Anyone know if they still make it and where I can find one? Google is no help, every retailer says out of stock.


----------



## PerazziMx14 (Jan 30, 2018)

Please delete


----------



## indaswamp (Jan 30, 2018)

It's a complete unit that attaches to a manual stuffer...


----------



## PerazziMx14 (Jan 30, 2018)

Please delete


----------



## indaswamp (Jan 30, 2018)

I do not have one, I want to buy one.


----------



## indaswamp (Jan 30, 2018)

I've learned Weston has discontinued this sausage stuffer motor. Does anyone else know of one made by a different company? I'm looking for a unit that can attach to a manual sausage stuffer.


----------



## tx smoker (Feb 3, 2018)

This reply is  based on being the Director of Engineering for quite a while at a large full-service hotel. We had literally hundreds of pieces of equipment that were powered by electric motors. Rarely if ever does the manufacturer of the piece of equipment actually manufacture their own motors. They are made by an outside company and the most appropriate motor is adapted by the equipment company due to it's compatibility with whatever piece of equipment they are manufacturing. My bet would be that your motor is still available, just not from Weston. Additionally you could very well find an exact match by a company other than the one that made your motor. It's kinda like spark plugs and air filters for your car. Although not the cheapest company by any  stretch, W W Grainger offers hundreds of replacement motors and may be a good starting place. They always had what we needed if we were willing to pay the price. Another thought would be to find a company that re-manufactures (rebuilds) electric motors. Those companies are readily available. There's a very good chance that your motor could be rewound (for a fraction of the cost) and it'd work like new. We had some old equipment in the hotel and found it to be more cost effective to rebuild the old motor versus buying a new one. As stated in a previous reply, you should be able to remove the housing to access the motor. There should be a tag on the motor somewhere with all of the information you need for a  replacement or a rebuild.

Hope this helps a bit,
Robert


----------



## PerazziMx14 (Feb 3, 2018)

Please delete


----------



## chopsaw (Feb 3, 2018)

indaswamp said:


> I've learned Weston has discontinued this sausage stuffer motor. Does anyone else know of one made by a different company? I'm looking for a unit that can attach to a manual sausage stuffer.

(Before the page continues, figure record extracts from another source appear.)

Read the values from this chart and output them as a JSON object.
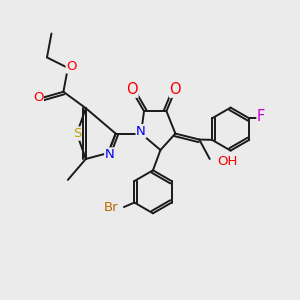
{
  "bg_color": "#ebebeb",
  "bond_color": "#1a1a1a",
  "bond_width": 1.4,
  "atom_colors": {
    "O": "#ff0000",
    "N": "#0000ee",
    "S": "#bbaa00",
    "F": "#cc00cc",
    "Br": "#bb6600",
    "C": "#1a1a1a"
  },
  "font_size": 8.5
}
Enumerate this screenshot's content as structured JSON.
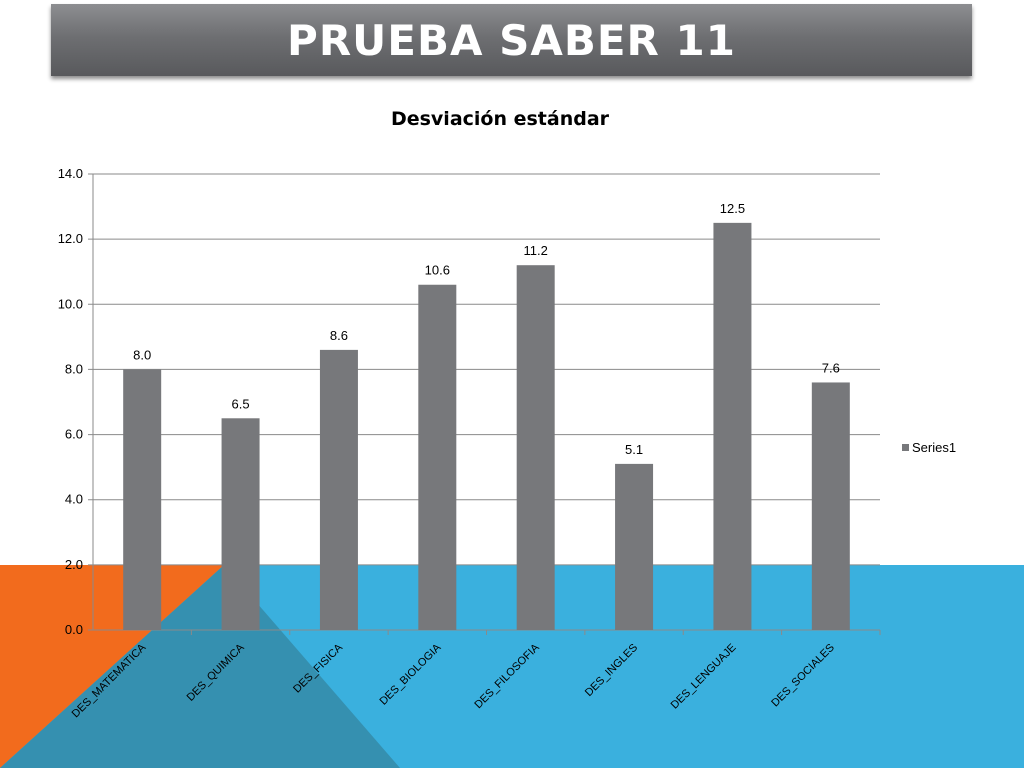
{
  "slide": {
    "title": "PRUEBA SABER 11"
  },
  "colors": {
    "bar": "#77787b",
    "grid": "#8a8a8a",
    "orange": "#f26b1d",
    "blue": "#3ab0de",
    "blue_dark": "#3590b0"
  },
  "chart_data": {
    "type": "bar",
    "title": "Desviación estándar",
    "xlabel": "",
    "ylabel": "",
    "categories": [
      "DES_MATEMATICA",
      "DES_QUIMICA",
      "DES_FISICA",
      "DES_BIOLOGIA",
      "DES_FILOSOFIA",
      "DES_INGLES",
      "DES_LENGUAJE",
      "DES_SOCIALES"
    ],
    "series": [
      {
        "name": "Series1",
        "values": [
          8.0,
          6.5,
          8.6,
          10.6,
          11.2,
          5.1,
          12.5,
          7.6
        ],
        "labels": [
          "8.0",
          "6.5",
          "8.6",
          "10.6",
          "11.2",
          "5.1",
          "12.5",
          "7.6"
        ]
      }
    ],
    "ylim": [
      0,
      14
    ],
    "yticks": [
      "0.0",
      "2.0",
      "4.0",
      "6.0",
      "8.0",
      "10.0",
      "12.0",
      "14.0"
    ],
    "grid": true,
    "legend": "right"
  }
}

I don't know who makes the Cabelas stuffer , but they sell a motor for it .


----------



## tx smoker (Feb 3, 2018)

_"Where I work has an electric motor shop. Rebuilding/rewinding a small motor will cost many times what a replace will cost. The quality will be better but for the cost you could buy enough replacement motors to last several lifetimes.

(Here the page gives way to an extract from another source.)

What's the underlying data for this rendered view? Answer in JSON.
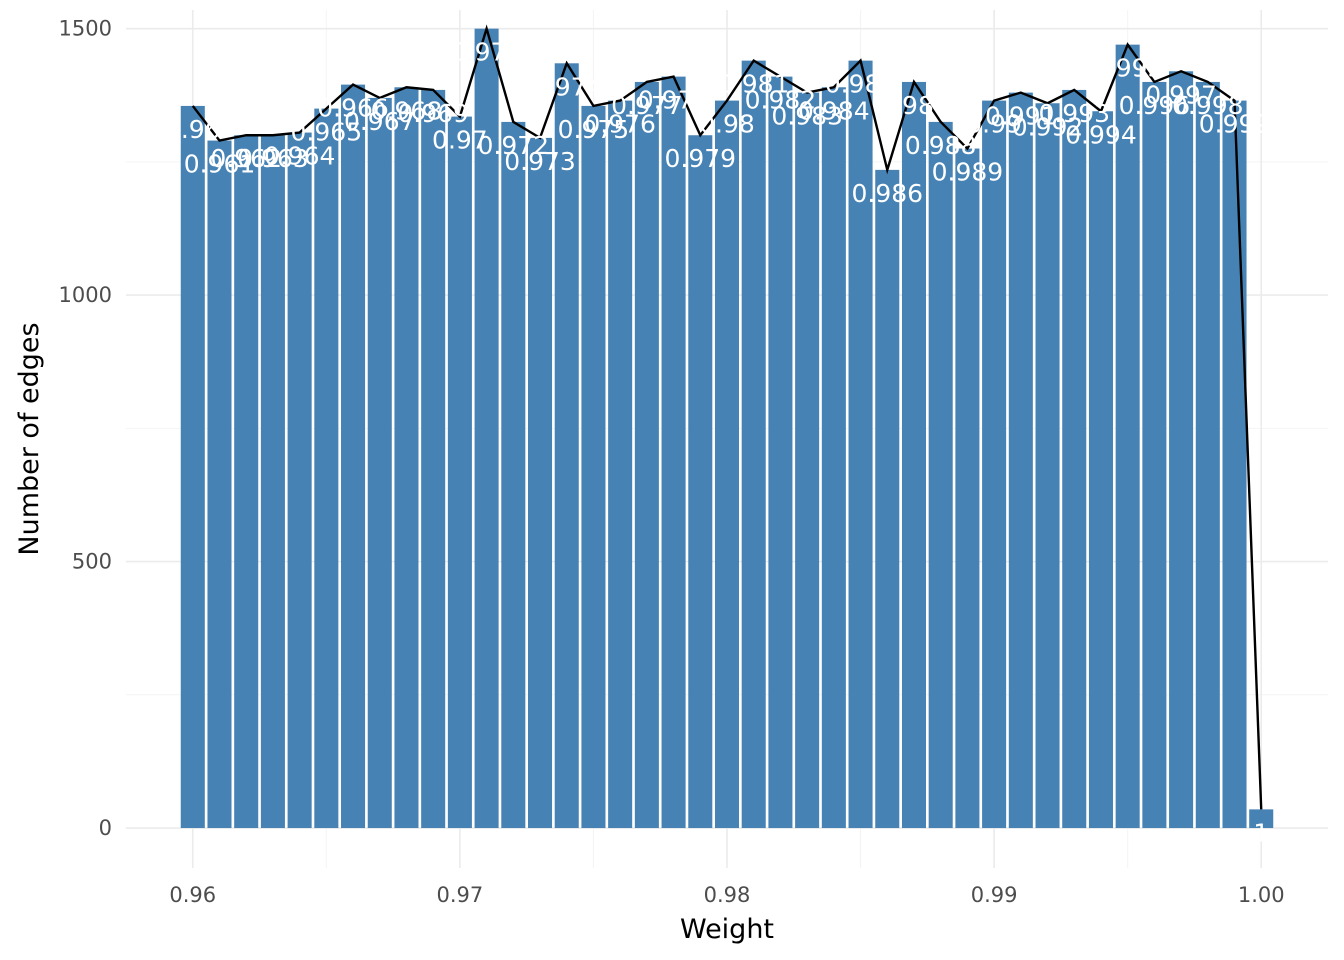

If you can get the motor out of the housing and find some identifying numbers or letters on it, there is a very good chance a replacement motor can be found."_

Weird....your input varies dramatically from what I have experienced. Maybe things have changed in the 6 years since I worked in the hotel or perhaps it's a regional issue where competition drives pricing. If we had a motor go down that would cost $800 to replace, I could get it reworked for $250. The drawback was the time it took to get it done. I kept replacement motors on the shelf for every piece of equipment in the hotel. If one went down a repair could be made immediately, the dead motor taken to be rebuilt, then put back on the shelf for the next replacement. It cost a small fortune to build the inventory I kept on hand but in the long run the cost of rebuilding was far less than buying replacements. I'm in agreement however that if you can access the motor, you should be able to attain all the information necessary to find a replacement.

Hmmmmm...
Robert


----------



## indaswamp (Feb 3, 2018)

I'm not looking for a replacement-I'm looking for the entire unit that attaches to a manual stuffer made by weston. Have no use for just a motor.


----------



## chopsaw (Feb 3, 2018)

indaswamp said:


> I'm not looking for a replacement-I'm looking for the entire unit that attaches to a manual stuffer made by weston. Have no use for just a motor.


Did you look into the Cabelas unit ? I know you don't have one , and I know you need the whole set up . My reply said motor , but it is the entire set up .  I have read that Weston makes the stuffer for Cabelas , but do not know that for sure .


----------



## indaswamp (Feb 3, 2018)

Yes, I looked into the cabela's model. The Cabelas stuffer has a square key for the handle, the Weston has an 8 tooth spline. might could make it work, but would need to modify it. Would rather pick one up that already fits the Weston.


----------



## chopsaw (Feb 3, 2018)

yeah , to much money if it's not a direct fit . I just like to research stuff like that . Hope you get something worked out .


----------



## indaswamp (Feb 3, 2018)

Does anyone know if they still make the one for a weston stuffer?


----------